Migrants from Eritrea waiting as a rescue boat approached their overcrowded wooden vessel off the Libyan coast in the Mediterranean Sea on Monday. Forty rescue missions were carried out on Monday, making it one of the busiest days of life-saving in recent
Migrants from Eritrea waiting as a rescue boat approached their overcrowded wooden vessel off the Libyan coast in the Mediterranean Sea on Monday. Forty rescue missions were carried out on Monday, making it one of the busiest days of life-saving in recent years for the Italian coastguard. PHOTO: REUTERS

Five-day-old baby among those saved off Libyan coast; calm sea leading to surge in boats setting off for Europe

ROME • Around 6,500 migrants trying to reach Europe on unsafe boats have been saved off the coast of Libya in 40 separate rescue missions, the Italian coastguard said, in one of the busiest days of life-saving in recent years.

Dramatic images of one operation on Monday showed about 700 migrants crammed onto a fishing boat, with some of them jumping off the vessel in life jackets and swimming towards rescuers.

A five-day-old baby was among those rescued, along with other infants, and was airlifted to an Italian hospital, according to Doctors Without Borders (MSF), which took part in the rescue operations. Most of the rescued migrants were believed to be Africans.

"The command centre coordinated 40 rescue operations" that included vessels from Italy, humanitarian groups as well as the European Union's border agency Frontex, saving 6,500 migrants, the Italian coastguard wrote on Twitter.

"We've been particularly busy today," said a spokesman for the coastguard on Monday.

On Sunday, more than 1,100 migrants were rescued from the same area. The total number of arrivals in Italy this year now stands at 112,500, according to the United Nations' refugee agency and the coastguard, slightly below the 116,000 recorded by the same point last year.

Almost all of those migrants originate from West Africa and the Horn of Africa, often departing from Libya en masse when the sea is calm and a southern wind can push boats up into international waters.

Such days often come one after another, leading to large numbers of boats - many of them just rubber dinghies - setting out over a short period. More than 13,000 people were rescued in under a week at the end of May, and 8,300 more at the start of this month.

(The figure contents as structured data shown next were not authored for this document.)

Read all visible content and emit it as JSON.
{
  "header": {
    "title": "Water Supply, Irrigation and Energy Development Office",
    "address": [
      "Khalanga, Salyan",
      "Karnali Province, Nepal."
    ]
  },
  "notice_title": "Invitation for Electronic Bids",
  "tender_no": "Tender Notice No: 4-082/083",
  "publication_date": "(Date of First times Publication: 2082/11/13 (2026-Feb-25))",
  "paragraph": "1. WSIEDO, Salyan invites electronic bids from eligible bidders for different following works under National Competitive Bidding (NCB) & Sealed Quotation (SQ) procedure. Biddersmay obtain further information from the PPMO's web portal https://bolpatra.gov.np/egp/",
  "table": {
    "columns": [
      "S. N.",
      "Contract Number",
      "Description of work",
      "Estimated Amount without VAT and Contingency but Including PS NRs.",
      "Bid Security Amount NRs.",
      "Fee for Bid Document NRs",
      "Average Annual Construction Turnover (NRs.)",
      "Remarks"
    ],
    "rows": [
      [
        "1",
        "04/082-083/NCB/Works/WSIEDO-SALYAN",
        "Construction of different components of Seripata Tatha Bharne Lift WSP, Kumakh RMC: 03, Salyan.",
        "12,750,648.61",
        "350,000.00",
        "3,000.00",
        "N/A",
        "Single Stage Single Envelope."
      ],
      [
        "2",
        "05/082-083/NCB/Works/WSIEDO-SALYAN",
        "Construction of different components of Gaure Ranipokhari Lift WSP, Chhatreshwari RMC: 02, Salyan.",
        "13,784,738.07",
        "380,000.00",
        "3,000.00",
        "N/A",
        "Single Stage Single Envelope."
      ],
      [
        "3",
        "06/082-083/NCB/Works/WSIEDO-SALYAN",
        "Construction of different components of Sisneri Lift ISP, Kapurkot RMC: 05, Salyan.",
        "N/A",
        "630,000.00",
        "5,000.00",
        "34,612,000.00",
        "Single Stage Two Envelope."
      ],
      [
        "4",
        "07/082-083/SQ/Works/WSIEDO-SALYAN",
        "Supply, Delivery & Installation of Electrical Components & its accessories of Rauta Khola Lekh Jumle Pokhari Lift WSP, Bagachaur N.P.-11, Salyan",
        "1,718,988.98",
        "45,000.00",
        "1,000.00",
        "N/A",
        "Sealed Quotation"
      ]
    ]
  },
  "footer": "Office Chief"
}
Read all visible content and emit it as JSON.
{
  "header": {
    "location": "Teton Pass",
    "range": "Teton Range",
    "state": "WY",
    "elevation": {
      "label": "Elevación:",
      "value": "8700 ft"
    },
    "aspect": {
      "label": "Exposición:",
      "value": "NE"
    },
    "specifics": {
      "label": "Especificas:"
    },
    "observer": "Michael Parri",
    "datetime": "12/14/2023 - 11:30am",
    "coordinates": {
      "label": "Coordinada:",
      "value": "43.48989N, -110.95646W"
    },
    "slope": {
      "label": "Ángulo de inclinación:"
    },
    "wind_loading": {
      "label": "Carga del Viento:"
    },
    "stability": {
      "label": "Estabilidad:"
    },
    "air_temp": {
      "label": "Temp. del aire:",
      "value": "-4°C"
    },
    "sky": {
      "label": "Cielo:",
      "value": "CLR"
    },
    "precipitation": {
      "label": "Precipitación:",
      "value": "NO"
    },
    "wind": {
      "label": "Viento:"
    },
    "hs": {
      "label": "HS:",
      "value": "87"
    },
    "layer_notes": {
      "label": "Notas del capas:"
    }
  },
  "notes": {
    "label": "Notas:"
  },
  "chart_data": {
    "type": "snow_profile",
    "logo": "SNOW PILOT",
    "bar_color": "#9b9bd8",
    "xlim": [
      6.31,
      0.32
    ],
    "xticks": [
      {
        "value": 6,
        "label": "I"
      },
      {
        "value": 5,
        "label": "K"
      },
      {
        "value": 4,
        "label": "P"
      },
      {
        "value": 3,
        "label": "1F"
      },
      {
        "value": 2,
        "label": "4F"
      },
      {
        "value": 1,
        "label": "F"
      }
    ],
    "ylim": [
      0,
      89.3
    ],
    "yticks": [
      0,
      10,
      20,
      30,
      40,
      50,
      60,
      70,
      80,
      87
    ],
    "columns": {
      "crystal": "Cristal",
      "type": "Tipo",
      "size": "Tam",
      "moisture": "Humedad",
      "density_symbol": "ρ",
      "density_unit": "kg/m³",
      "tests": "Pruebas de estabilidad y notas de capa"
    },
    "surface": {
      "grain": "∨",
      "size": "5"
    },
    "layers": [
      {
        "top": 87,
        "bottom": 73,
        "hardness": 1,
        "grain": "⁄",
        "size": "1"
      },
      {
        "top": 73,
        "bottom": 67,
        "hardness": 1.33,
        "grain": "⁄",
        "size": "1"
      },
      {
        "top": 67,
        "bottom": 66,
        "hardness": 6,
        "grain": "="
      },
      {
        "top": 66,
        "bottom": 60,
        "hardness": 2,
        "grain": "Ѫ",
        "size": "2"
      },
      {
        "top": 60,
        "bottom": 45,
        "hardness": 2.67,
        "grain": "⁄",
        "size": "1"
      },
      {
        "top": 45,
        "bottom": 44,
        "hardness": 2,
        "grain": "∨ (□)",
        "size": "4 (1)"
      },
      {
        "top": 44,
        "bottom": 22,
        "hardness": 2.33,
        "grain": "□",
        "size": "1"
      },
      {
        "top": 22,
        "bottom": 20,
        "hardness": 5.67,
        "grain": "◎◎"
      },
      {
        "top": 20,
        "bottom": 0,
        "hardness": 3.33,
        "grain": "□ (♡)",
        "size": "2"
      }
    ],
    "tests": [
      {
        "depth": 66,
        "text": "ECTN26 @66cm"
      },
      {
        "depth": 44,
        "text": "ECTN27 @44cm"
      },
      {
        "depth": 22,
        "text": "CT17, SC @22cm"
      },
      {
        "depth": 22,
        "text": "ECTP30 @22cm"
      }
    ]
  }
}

The Italian coastguard predicted that weather conditions would encourage the departure of further migrant boats yesterday. Italy has been on the front line of Europe's migrant crisis for three years, and more than 400,000 have successfully made the voyage to Italy from North Africa since the beginning of 2014, fleeing violence and poverty.

The vessels are often flimsy and overcrowded while some of the migrants set off in such poor health that even if the crossing is calm they cannot survive a day at sea.

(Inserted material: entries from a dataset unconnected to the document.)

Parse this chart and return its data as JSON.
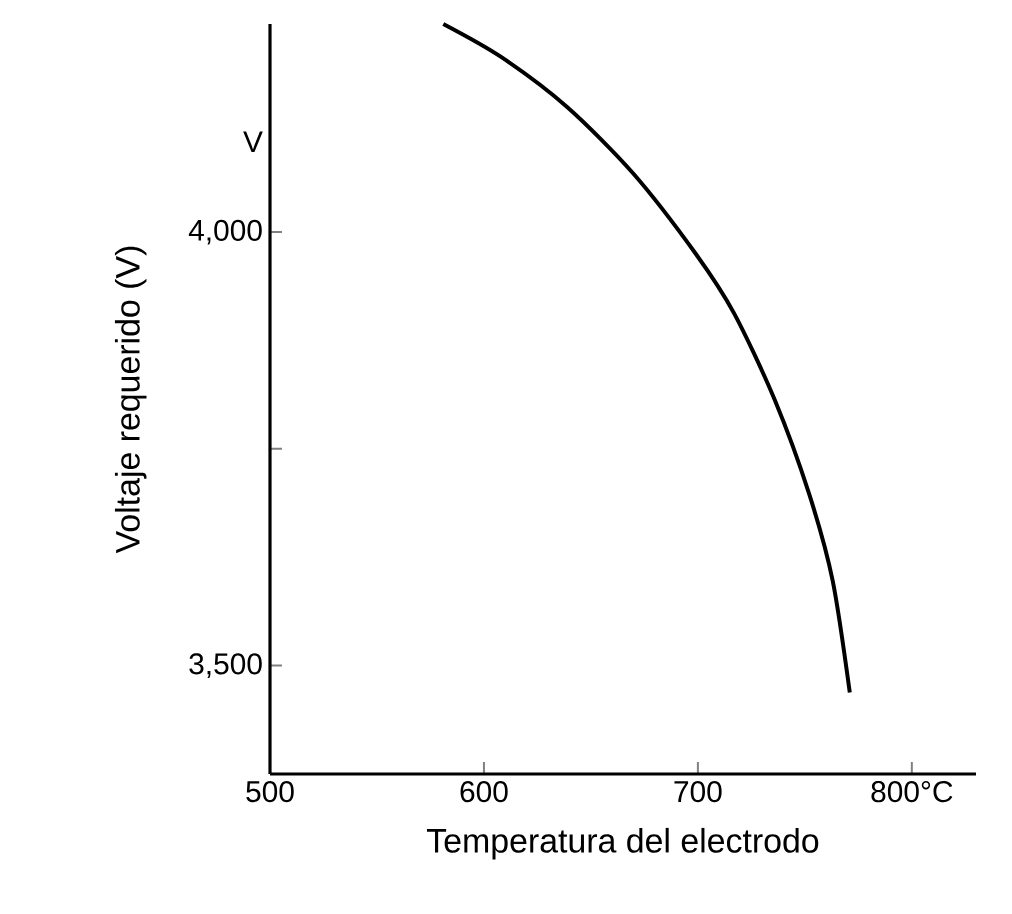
{
  "chart_data": {
    "type": "line",
    "xlabel": "Temperatura del electrodo",
    "ylabel": "Voltaje requerido (V)",
    "annotations": [
      "V"
    ],
    "xlim": [
      500,
      830
    ],
    "ylim": [
      3375,
      4240
    ],
    "xticks": [
      500,
      600,
      700,
      {
        "value": 800,
        "label": "800°C"
      }
    ],
    "yticks": [
      {
        "value": 3500,
        "label": "3,500"
      },
      {
        "value": 3750,
        "label": null
      },
      {
        "value": 4000,
        "label": "4,000"
      }
    ],
    "marker": "none",
    "line_style": "solid",
    "series": [
      {
        "color": "#000000",
        "x": [
          581,
          608,
          639,
          670,
          699,
          717,
          736,
          752,
          763,
          771
        ],
        "values": [
          4240,
          4202,
          4144,
          4067,
          3975,
          3906,
          3806,
          3698,
          3598,
          3469
        ]
      }
    ]
  }
}
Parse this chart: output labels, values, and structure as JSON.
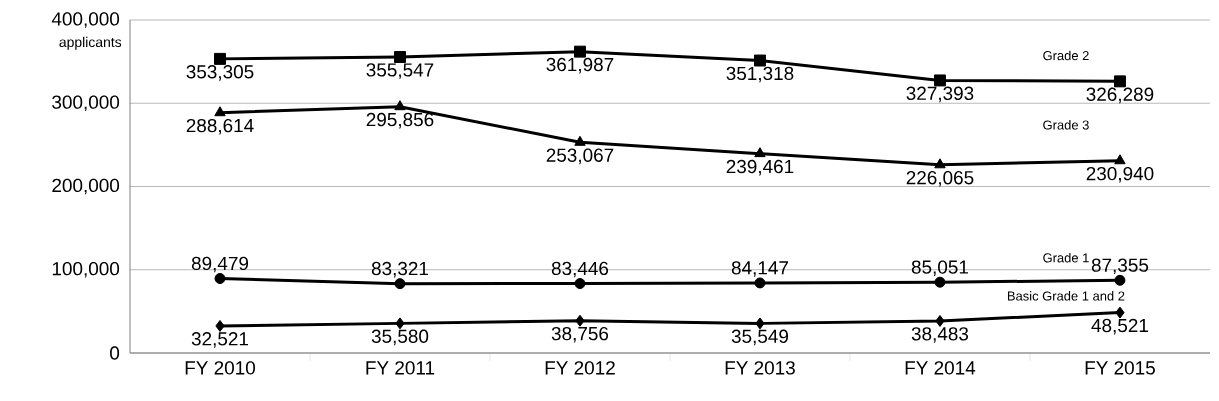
{
  "chart_data": {
    "type": "line",
    "ylabel": "applicants",
    "categories": [
      "FY 2010",
      "FY 2011",
      "FY 2012",
      "FY 2013",
      "FY 2014",
      "FY 2015"
    ],
    "series": [
      {
        "name": "Grade 2",
        "color": "#000000",
        "marker": "square",
        "values": [
          353305,
          355547,
          361987,
          351318,
          327393,
          326289
        ],
        "value_labels": [
          "353,305",
          "355,547",
          "361,987",
          "351,318",
          "327,393",
          "326,289"
        ]
      },
      {
        "name": "Grade 3",
        "color": "#000000",
        "marker": "triangle",
        "values": [
          288614,
          295856,
          253067,
          239461,
          226065,
          230940
        ],
        "value_labels": [
          "288,614",
          "295,856",
          "253,067",
          "239,461",
          "226,065",
          "230,940"
        ]
      },
      {
        "name": "Grade 1",
        "color": "#000000",
        "marker": "circle",
        "values": [
          89479,
          83321,
          83446,
          84147,
          85051,
          87355
        ],
        "value_labels": [
          "89,479",
          "83,321",
          "83,446",
          "84,147",
          "85,051",
          "87,355"
        ]
      },
      {
        "name": "Basic Grade 1    and 2",
        "color": "#000000",
        "marker": "diamond",
        "values": [
          32521,
          35580,
          38756,
          35549,
          38483,
          48521
        ],
        "value_labels": [
          "32,521",
          "35,580",
          "38,756",
          "35,549",
          "38,483",
          "48,521"
        ]
      }
    ],
    "ylim": [
      0,
      400000
    ],
    "yticks": [
      {
        "value": 0,
        "label": "0"
      },
      {
        "value": 100000,
        "label": "100,000"
      },
      {
        "value": 200000,
        "label": "200,000"
      },
      {
        "value": 300000,
        "label": "300,000"
      },
      {
        "value": 400000,
        "label": "400,000"
      }
    ],
    "grid": "y",
    "line_style": "solid"
  }
}
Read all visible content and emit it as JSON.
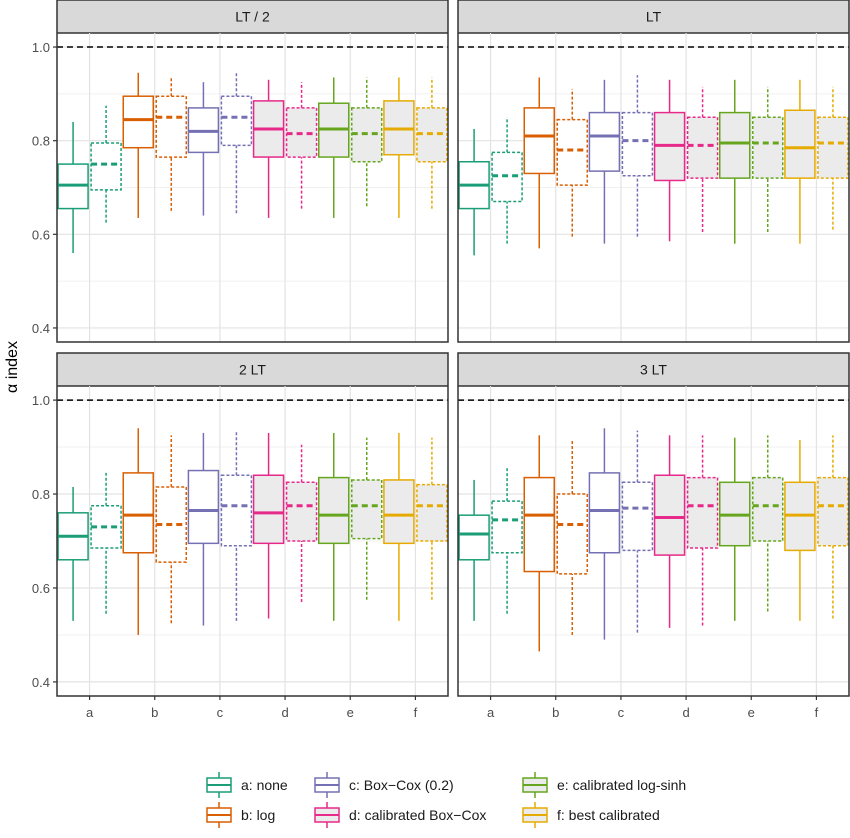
{
  "chart_data": {
    "type": "box",
    "ylabel": "α index",
    "ylim": [
      0.37,
      1.03
    ],
    "y_ticks": [
      0.4,
      0.6,
      0.8,
      1.0
    ],
    "y_tick_labels": [
      "0.4",
      "0.6",
      "0.8",
      "1.0"
    ],
    "reference_line": 1.0,
    "grid": true,
    "legend_position": "bottom",
    "categories": [
      "a",
      "b",
      "c",
      "d",
      "e",
      "f"
    ],
    "series_styles": [
      {
        "key": "a",
        "name": "a: none",
        "color": "#1b9e77"
      },
      {
        "key": "b",
        "name": "b: log",
        "color": "#d95f02"
      },
      {
        "key": "c",
        "name": "c: Box−Cox (0.2)",
        "color": "#7570b3"
      },
      {
        "key": "d",
        "name": "d: calibrated Box−Cox",
        "color": "#e7298a"
      },
      {
        "key": "e",
        "name": "e: calibrated log-sinh",
        "color": "#66a61e"
      },
      {
        "key": "f",
        "name": "f: best calibrated",
        "color": "#e6ab02"
      }
    ],
    "panels": [
      {
        "title": "LT / 2",
        "boxes": [
          {
            "cat": "a",
            "solid": [
              0.56,
              0.655,
              0.705,
              0.75,
              0.84
            ],
            "dashed": [
              0.625,
              0.695,
              0.75,
              0.795,
              0.875
            ]
          },
          {
            "cat": "b",
            "solid": [
              0.635,
              0.785,
              0.845,
              0.895,
              0.945
            ],
            "dashed": [
              0.65,
              0.765,
              0.85,
              0.895,
              0.935
            ]
          },
          {
            "cat": "c",
            "solid": [
              0.64,
              0.775,
              0.82,
              0.87,
              0.925
            ],
            "dashed": [
              0.645,
              0.79,
              0.85,
              0.895,
              0.945
            ]
          },
          {
            "cat": "d",
            "solid": [
              0.635,
              0.765,
              0.825,
              0.885,
              0.93
            ],
            "dashed": [
              0.655,
              0.765,
              0.815,
              0.87,
              0.925
            ]
          },
          {
            "cat": "e",
            "solid": [
              0.635,
              0.765,
              0.825,
              0.88,
              0.935
            ],
            "dashed": [
              0.66,
              0.755,
              0.815,
              0.87,
              0.935
            ]
          },
          {
            "cat": "f",
            "solid": [
              0.635,
              0.77,
              0.825,
              0.885,
              0.935
            ],
            "dashed": [
              0.655,
              0.755,
              0.815,
              0.87,
              0.935
            ]
          }
        ]
      },
      {
        "title": "LT",
        "boxes": [
          {
            "cat": "a",
            "solid": [
              0.555,
              0.655,
              0.705,
              0.755,
              0.825
            ],
            "dashed": [
              0.58,
              0.67,
              0.725,
              0.775,
              0.85
            ]
          },
          {
            "cat": "b",
            "solid": [
              0.57,
              0.73,
              0.81,
              0.87,
              0.935
            ],
            "dashed": [
              0.595,
              0.705,
              0.78,
              0.845,
              0.91
            ]
          },
          {
            "cat": "c",
            "solid": [
              0.58,
              0.735,
              0.81,
              0.86,
              0.93
            ],
            "dashed": [
              0.595,
              0.725,
              0.8,
              0.86,
              0.94
            ]
          },
          {
            "cat": "d",
            "solid": [
              0.585,
              0.715,
              0.79,
              0.86,
              0.93
            ],
            "dashed": [
              0.605,
              0.72,
              0.79,
              0.85,
              0.915
            ]
          },
          {
            "cat": "e",
            "solid": [
              0.58,
              0.72,
              0.795,
              0.86,
              0.93
            ],
            "dashed": [
              0.605,
              0.72,
              0.795,
              0.85,
              0.915
            ]
          },
          {
            "cat": "f",
            "solid": [
              0.58,
              0.72,
              0.785,
              0.865,
              0.93
            ],
            "dashed": [
              0.61,
              0.72,
              0.795,
              0.85,
              0.915
            ]
          }
        ]
      },
      {
        "title": "2 LT",
        "boxes": [
          {
            "cat": "a",
            "solid": [
              0.53,
              0.66,
              0.71,
              0.76,
              0.815
            ],
            "dashed": [
              0.545,
              0.685,
              0.73,
              0.775,
              0.845
            ]
          },
          {
            "cat": "b",
            "solid": [
              0.5,
              0.675,
              0.755,
              0.845,
              0.94
            ],
            "dashed": [
              0.525,
              0.655,
              0.735,
              0.815,
              0.925
            ]
          },
          {
            "cat": "c",
            "solid": [
              0.52,
              0.695,
              0.765,
              0.85,
              0.93
            ],
            "dashed": [
              0.53,
              0.69,
              0.775,
              0.84,
              0.935
            ]
          },
          {
            "cat": "d",
            "solid": [
              0.535,
              0.695,
              0.76,
              0.84,
              0.93
            ],
            "dashed": [
              0.57,
              0.7,
              0.775,
              0.825,
              0.905
            ]
          },
          {
            "cat": "e",
            "solid": [
              0.53,
              0.695,
              0.755,
              0.835,
              0.93
            ],
            "dashed": [
              0.575,
              0.705,
              0.775,
              0.83,
              0.92
            ]
          },
          {
            "cat": "f",
            "solid": [
              0.53,
              0.695,
              0.755,
              0.83,
              0.93
            ],
            "dashed": [
              0.575,
              0.7,
              0.775,
              0.82,
              0.92
            ]
          }
        ]
      },
      {
        "title": "3 LT",
        "boxes": [
          {
            "cat": "a",
            "solid": [
              0.53,
              0.66,
              0.715,
              0.755,
              0.83
            ],
            "dashed": [
              0.545,
              0.675,
              0.745,
              0.785,
              0.855
            ]
          },
          {
            "cat": "b",
            "solid": [
              0.465,
              0.635,
              0.755,
              0.835,
              0.925
            ],
            "dashed": [
              0.5,
              0.63,
              0.735,
              0.8,
              0.915
            ]
          },
          {
            "cat": "c",
            "solid": [
              0.49,
              0.675,
              0.765,
              0.845,
              0.94
            ],
            "dashed": [
              0.505,
              0.68,
              0.77,
              0.825,
              0.935
            ]
          },
          {
            "cat": "d",
            "solid": [
              0.515,
              0.67,
              0.75,
              0.84,
              0.925
            ],
            "dashed": [
              0.52,
              0.685,
              0.775,
              0.835,
              0.925
            ]
          },
          {
            "cat": "e",
            "solid": [
              0.53,
              0.69,
              0.755,
              0.825,
              0.92
            ],
            "dashed": [
              0.55,
              0.7,
              0.775,
              0.835,
              0.925
            ]
          },
          {
            "cat": "f",
            "solid": [
              0.53,
              0.68,
              0.755,
              0.825,
              0.915
            ],
            "dashed": [
              0.535,
              0.69,
              0.775,
              0.835,
              0.925
            ]
          }
        ]
      }
    ]
  }
}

There are around a dozen vessels run by humanitarian groups that patrol the waters off the Libyan coast, but tensions in the zone have flared recently as rival factions battle to control migrant trafficking.

This month, an MSF ship taking part in migrant rescue operations came under attack from armed men who shot at the vessel before briefly climbing aboard, the medical charity said. Nobody was hurt in the Aug 17 incident, the group said.

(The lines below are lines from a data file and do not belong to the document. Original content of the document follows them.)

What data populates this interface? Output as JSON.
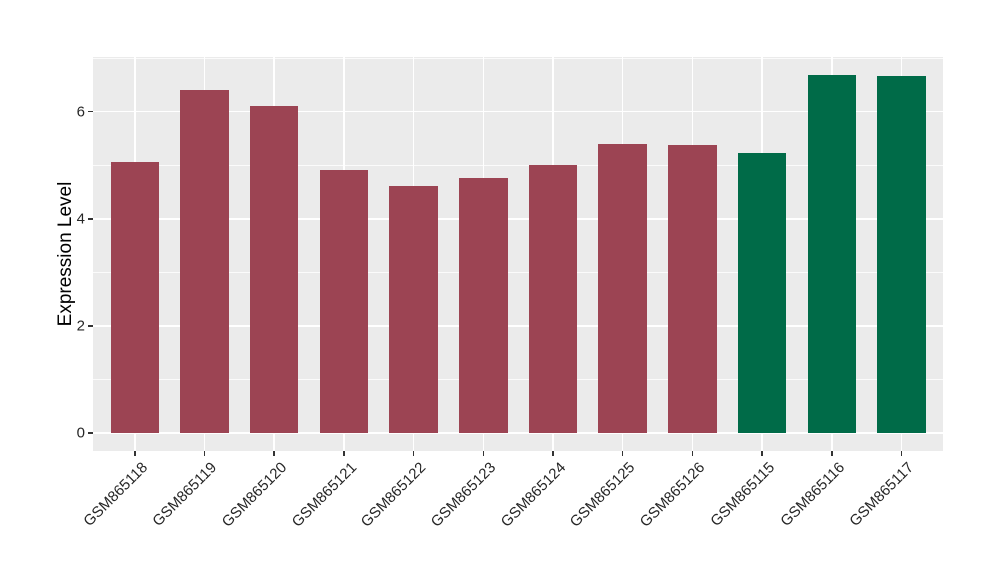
{
  "chart_data": {
    "type": "bar",
    "title": "",
    "xlabel": "",
    "ylabel": "Expression Level",
    "categories": [
      "GSM865118",
      "GSM865119",
      "GSM865120",
      "GSM865121",
      "GSM865122",
      "GSM865123",
      "GSM865124",
      "GSM865125",
      "GSM865126",
      "GSM865115",
      "GSM865116",
      "GSM865117"
    ],
    "values": [
      5.06,
      6.4,
      6.11,
      4.91,
      4.61,
      4.77,
      5.01,
      5.4,
      5.37,
      5.23,
      6.69,
      6.67
    ],
    "bar_colors": [
      "#9C4453",
      "#9C4453",
      "#9C4453",
      "#9C4453",
      "#9C4453",
      "#9C4453",
      "#9C4453",
      "#9C4453",
      "#9C4453",
      "#006B48",
      "#006B48",
      "#006B48"
    ],
    "y_ticks": [
      0,
      2,
      4,
      6
    ],
    "y_minor_ticks": [
      1,
      3,
      5,
      7
    ],
    "ylim": [
      -0.34,
      7.01
    ],
    "grid": true,
    "legend": false,
    "colors": {
      "panel_background": "#EBEBEB",
      "gridline": "#FFFFFF",
      "tick_mark": "#333333",
      "axis_text": "#262626",
      "group_a_red": "#9C4453",
      "group_b_green": "#006B48"
    }
  }
}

More than 3,000 migrants have died at sea while trying to reach either Greece or Italy since the start of this year, an increase of some 50 per cent on the same period in 2015.

Some 204,000 others crossed the Mediterranean to Europe in the first six months this year, the United Nations refugee agency said, as the continent battles its worst migration crisis since World War II.

Last year, more than one million migrants made the journey to Europe, with the majority fleeing war in Syria and the Middle East.